For him, red beans and rice is that comfort meal that takes him back to his childhood, when his father, who was in the Navy, was stationed in Louisiana. That was when Enfield first learned the power of food.

“My brothers and I figured out that if we made food for the neighborhood girls, they’d do our chores for us,” he said.

But in all seriousness, all that snow can feel gloomy, and it can be depressing, Enfield said. Warm, fulfilling meals can remedy that.

That’s what comfort food is all about. It’s more than nourishment, he said. It’s like a “highlight reel of a period in your life. It changes your demeanor, your persona, your mood.”

So what goes into making great comfort food? Enfield has three rules.

First, keep it simple. Most comfort food dishes are easy to prepare, require only a few simple ingredients and don’t take a lot of time. Many comfort dishes are relatively economical as well, he said.

“That’s one of the reasons we find it so comforting — because that’s what our parents and grandparents made for us in harder times,” he said.

Secondly, don’t be afraid of the kitchen. Do you usually use a crockpot but want to try roasting? Either method can result in great flavors. Plus, cookbooks these days are generally easier to understand with step-by-step instructions, videos and pictures, so it’s easier than ever to try something new.

Finally, and most importantly, cook with love.

“Cook with your heart, with things that you love and with those you enjoy, and your guests will feel that passion,” Enfield said.

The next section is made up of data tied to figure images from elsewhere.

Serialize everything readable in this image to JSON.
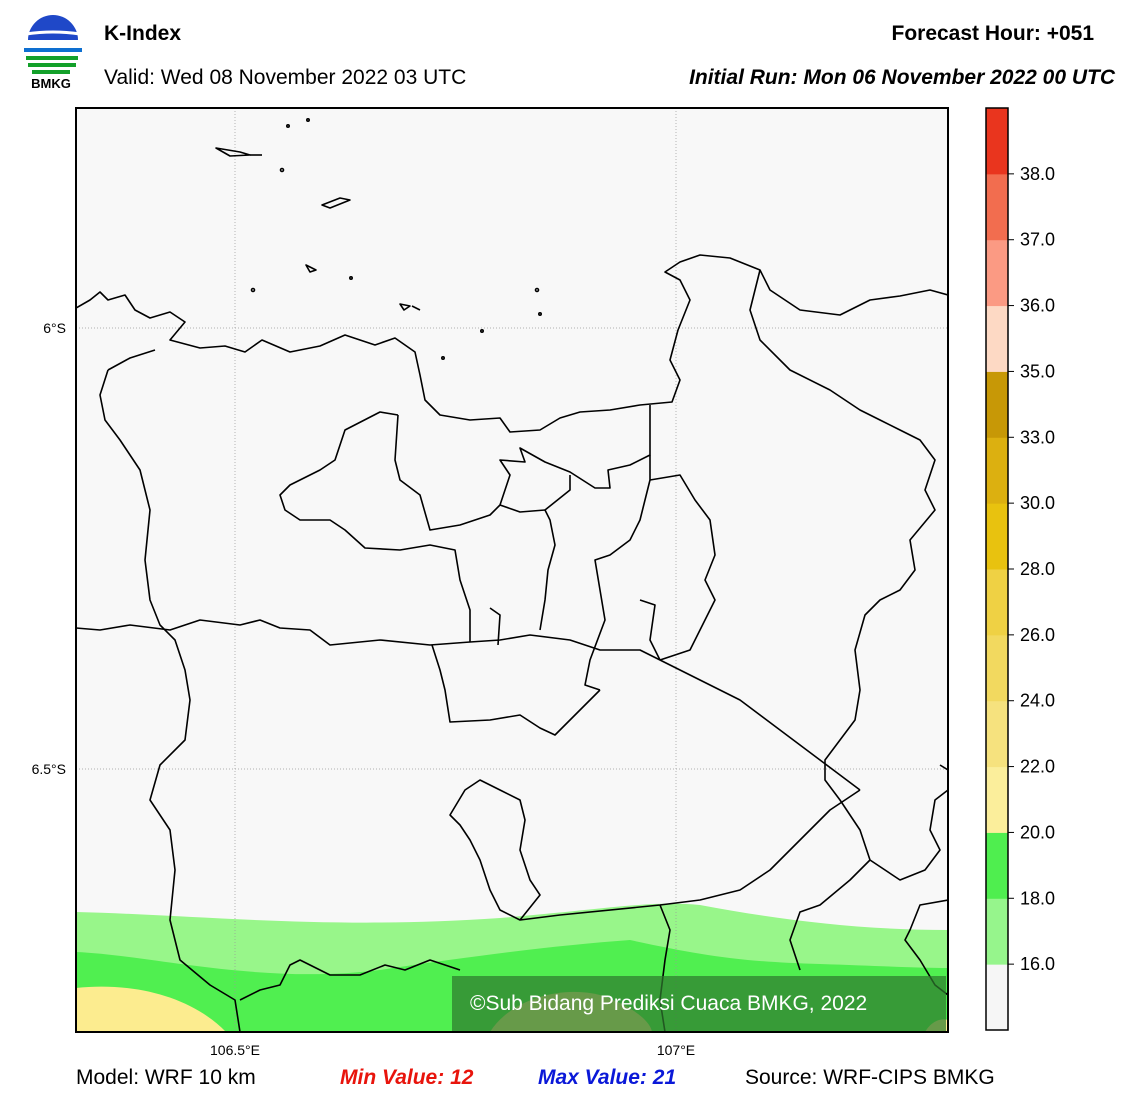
{
  "header": {
    "title": "K-Index",
    "valid": "Valid: Wed 08 November 2022 03 UTC",
    "forecast_hour": "Forecast Hour: +051",
    "initial_run": "Initial Run: Mon 06 November 2022 00 UTC",
    "logo_text": "BMKG"
  },
  "map": {
    "lat_labels": [
      "6°S",
      "6.5°S"
    ],
    "lon_labels": [
      "106.5°E",
      "107°E"
    ],
    "watermark": "©Sub Bidang Prediksi Cuaca BMKG, 2022",
    "colors": {
      "background": "#f8f8f8",
      "light_green": "#98f68a",
      "green": "#50ef50",
      "pale_yellow": "#fcec8f",
      "watermark_box": "#2e7a2e"
    }
  },
  "colorbar": {
    "labels": [
      "38.0",
      "37.0",
      "36.0",
      "35.0",
      "33.0",
      "30.0",
      "28.0",
      "26.0",
      "24.0",
      "22.0",
      "20.0",
      "18.0",
      "16.0"
    ],
    "colors": [
      "#f6f6f6",
      "#96f58c",
      "#4fee4f",
      "#fbee9b",
      "#f6e27e",
      "#f2d95f",
      "#efd144",
      "#e8c20f",
      "#dcb010",
      "#c79806",
      "#fdd9c4",
      "#fb9a83",
      "#f26d4f",
      "#e9351e"
    ]
  },
  "footer": {
    "model": "Model: WRF 10 km",
    "min_value": "Min Value: 12",
    "max_value": "Max Value: 21",
    "source": "Source: WRF-CIPS BMKG"
  }
}
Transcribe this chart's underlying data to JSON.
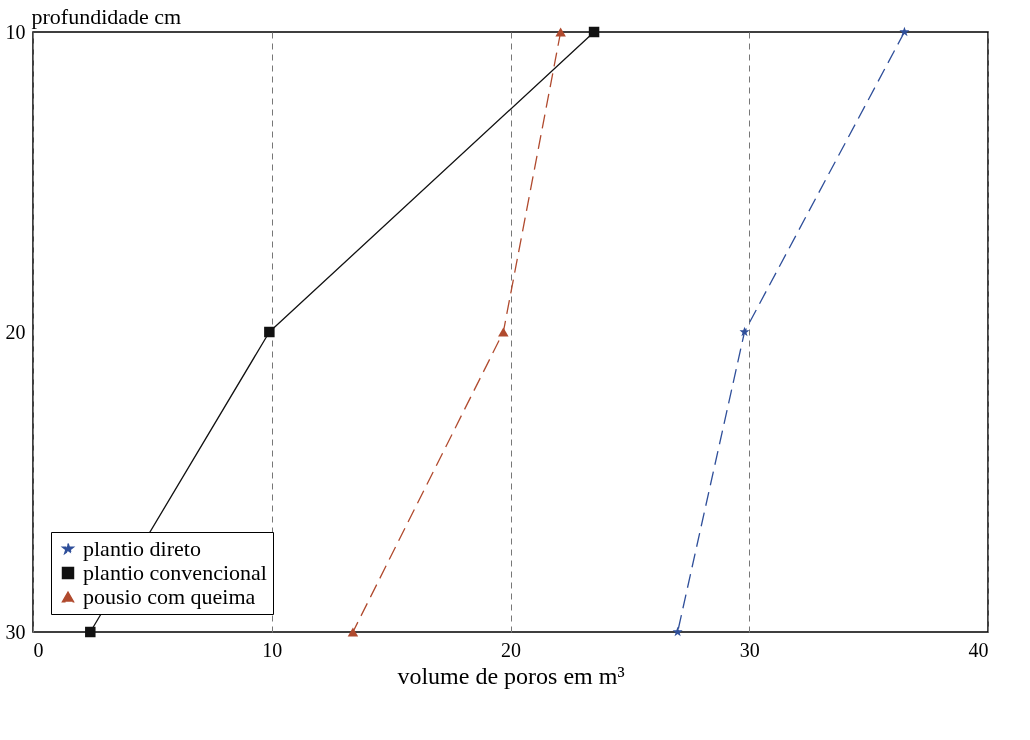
{
  "chart_data": {
    "type": "line",
    "xlabel": "volume de poros em m³",
    "ylabel": "profundidade cm",
    "xlim": [
      0,
      40
    ],
    "xticks": [
      0,
      10,
      20,
      30,
      40
    ],
    "ylim": [
      30,
      10
    ],
    "yticks": [
      10,
      20,
      30
    ],
    "grid": "x",
    "legend": "bottom left",
    "series": [
      {
        "name": "plantio direto",
        "color": "#2f4f9a",
        "marker": "star",
        "line_style": "dashed",
        "x": [
          36.5,
          29.8,
          27.0
        ],
        "values": [
          10,
          20,
          30
        ]
      },
      {
        "name": "plantio convencional",
        "color": "#111111",
        "marker": "square",
        "line_style": "solid",
        "x": [
          23.5,
          9.9,
          2.4
        ],
        "values": [
          10,
          20,
          30
        ]
      },
      {
        "name": "pousio com queima",
        "color": "#b04a2e",
        "marker": "triangle",
        "line_style": "dashed",
        "x": [
          22.1,
          19.7,
          13.4
        ],
        "values": [
          10,
          20,
          30
        ]
      }
    ]
  }
}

Even if it’s as simple as a grilled cheese sandwich and a bowl of soup.

Enfield’s philosophy on comfort food is to make it slow, make it right and make memories.

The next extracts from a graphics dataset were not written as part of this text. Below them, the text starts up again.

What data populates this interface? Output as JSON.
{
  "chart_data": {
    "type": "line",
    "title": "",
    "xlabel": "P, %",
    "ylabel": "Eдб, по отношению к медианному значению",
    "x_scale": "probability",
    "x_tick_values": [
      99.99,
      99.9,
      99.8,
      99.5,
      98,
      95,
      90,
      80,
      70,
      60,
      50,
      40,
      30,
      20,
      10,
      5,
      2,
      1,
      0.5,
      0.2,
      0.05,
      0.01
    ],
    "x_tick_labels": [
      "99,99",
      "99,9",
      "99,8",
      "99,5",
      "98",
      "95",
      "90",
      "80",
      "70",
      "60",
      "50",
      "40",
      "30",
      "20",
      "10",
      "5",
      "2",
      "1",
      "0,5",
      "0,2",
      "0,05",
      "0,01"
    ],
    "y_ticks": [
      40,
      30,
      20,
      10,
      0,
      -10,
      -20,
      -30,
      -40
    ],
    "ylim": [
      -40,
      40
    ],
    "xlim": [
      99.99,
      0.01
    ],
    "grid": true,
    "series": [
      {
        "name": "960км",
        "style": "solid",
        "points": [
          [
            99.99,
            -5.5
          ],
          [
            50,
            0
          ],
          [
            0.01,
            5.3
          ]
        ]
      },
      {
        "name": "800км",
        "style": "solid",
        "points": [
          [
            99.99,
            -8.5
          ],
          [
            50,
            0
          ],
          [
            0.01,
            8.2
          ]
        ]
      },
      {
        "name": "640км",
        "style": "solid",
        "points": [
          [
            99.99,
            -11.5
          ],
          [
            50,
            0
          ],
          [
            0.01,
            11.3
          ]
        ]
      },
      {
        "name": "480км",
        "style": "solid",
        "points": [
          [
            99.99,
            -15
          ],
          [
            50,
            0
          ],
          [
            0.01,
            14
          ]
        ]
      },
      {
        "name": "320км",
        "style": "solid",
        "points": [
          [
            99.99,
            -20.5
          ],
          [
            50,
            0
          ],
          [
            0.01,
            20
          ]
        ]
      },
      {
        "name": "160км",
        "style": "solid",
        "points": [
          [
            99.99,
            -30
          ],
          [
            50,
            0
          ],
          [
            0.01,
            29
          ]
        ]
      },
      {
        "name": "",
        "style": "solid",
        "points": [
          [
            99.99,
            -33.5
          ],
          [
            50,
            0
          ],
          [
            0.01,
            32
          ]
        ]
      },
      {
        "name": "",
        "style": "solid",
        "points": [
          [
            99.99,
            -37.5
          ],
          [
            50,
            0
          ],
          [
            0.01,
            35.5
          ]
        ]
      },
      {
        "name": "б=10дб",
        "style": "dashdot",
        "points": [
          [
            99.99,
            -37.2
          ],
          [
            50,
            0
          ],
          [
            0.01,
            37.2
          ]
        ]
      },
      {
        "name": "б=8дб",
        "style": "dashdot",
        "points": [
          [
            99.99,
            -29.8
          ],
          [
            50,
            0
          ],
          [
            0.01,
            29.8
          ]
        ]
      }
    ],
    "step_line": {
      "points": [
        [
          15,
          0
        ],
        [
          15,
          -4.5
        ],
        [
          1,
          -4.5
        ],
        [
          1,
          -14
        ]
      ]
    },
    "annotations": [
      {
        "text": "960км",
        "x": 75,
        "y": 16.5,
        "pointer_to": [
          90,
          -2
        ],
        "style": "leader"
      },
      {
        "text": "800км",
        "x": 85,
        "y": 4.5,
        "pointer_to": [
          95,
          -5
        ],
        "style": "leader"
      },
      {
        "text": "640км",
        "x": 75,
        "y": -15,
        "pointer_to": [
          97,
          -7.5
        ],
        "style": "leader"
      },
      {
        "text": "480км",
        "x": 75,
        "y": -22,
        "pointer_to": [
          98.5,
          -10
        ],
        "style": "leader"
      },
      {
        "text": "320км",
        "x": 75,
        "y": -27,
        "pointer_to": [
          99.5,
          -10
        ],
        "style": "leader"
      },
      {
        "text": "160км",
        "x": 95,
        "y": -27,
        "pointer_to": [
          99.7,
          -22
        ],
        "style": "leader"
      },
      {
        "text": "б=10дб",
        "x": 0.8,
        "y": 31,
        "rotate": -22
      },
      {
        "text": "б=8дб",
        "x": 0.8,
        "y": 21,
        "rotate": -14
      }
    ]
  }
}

Whether it’s preparing a Thanksgiving feast or a weeknight dinner, making the food can sometimes be a family project, finding a job for each person and creating new memories along the way.

“I really enjoy bringing people together with food,” he said. “It leaves a lasting impression.”

This article is brought to you by Stacks. Stacks is located off C.R. 17 at 5230 Beck Drive in Elkhart. The menu features three or four new specials every day. Restaurant hours are 6 a.m. to 3 p.m. Sunday through Tuesday and 6 a.m. to 9 p.m. Wednesday through Saturday.

Traditional New Orleans Red Beans and Rice

Ingredients

  • 1 lb. dried red kidney beans (preferred brand is Camellia), rinsed
  • 4 cloves garlic, chopped
  • 1 white onion, chopped
  • 2 bay leaves
  • ham bone
  • 1 tsp. salt
  • 1 tsp. pepper
  • 1½ lbs. Polish sausage, sliced
  • corn starch

Directions

  1. Soak kidney beans, garlic and onion in a large pot overnight.
  2. Add bay leaves, ham bone, salt and pepper. Bring to a boil, then reduce to simmer for 2 to 2½ hours, stirring occasionally.
  3. With 30 minutes left, remove bone and add Polish sausage.
  4. Thicken to taste using a roux (equal parts flour and fat — bacon fat, oil or butter) or cornstarch and water.
  5. Serve in a pile over steamed white rice, with some crusty bread on the side.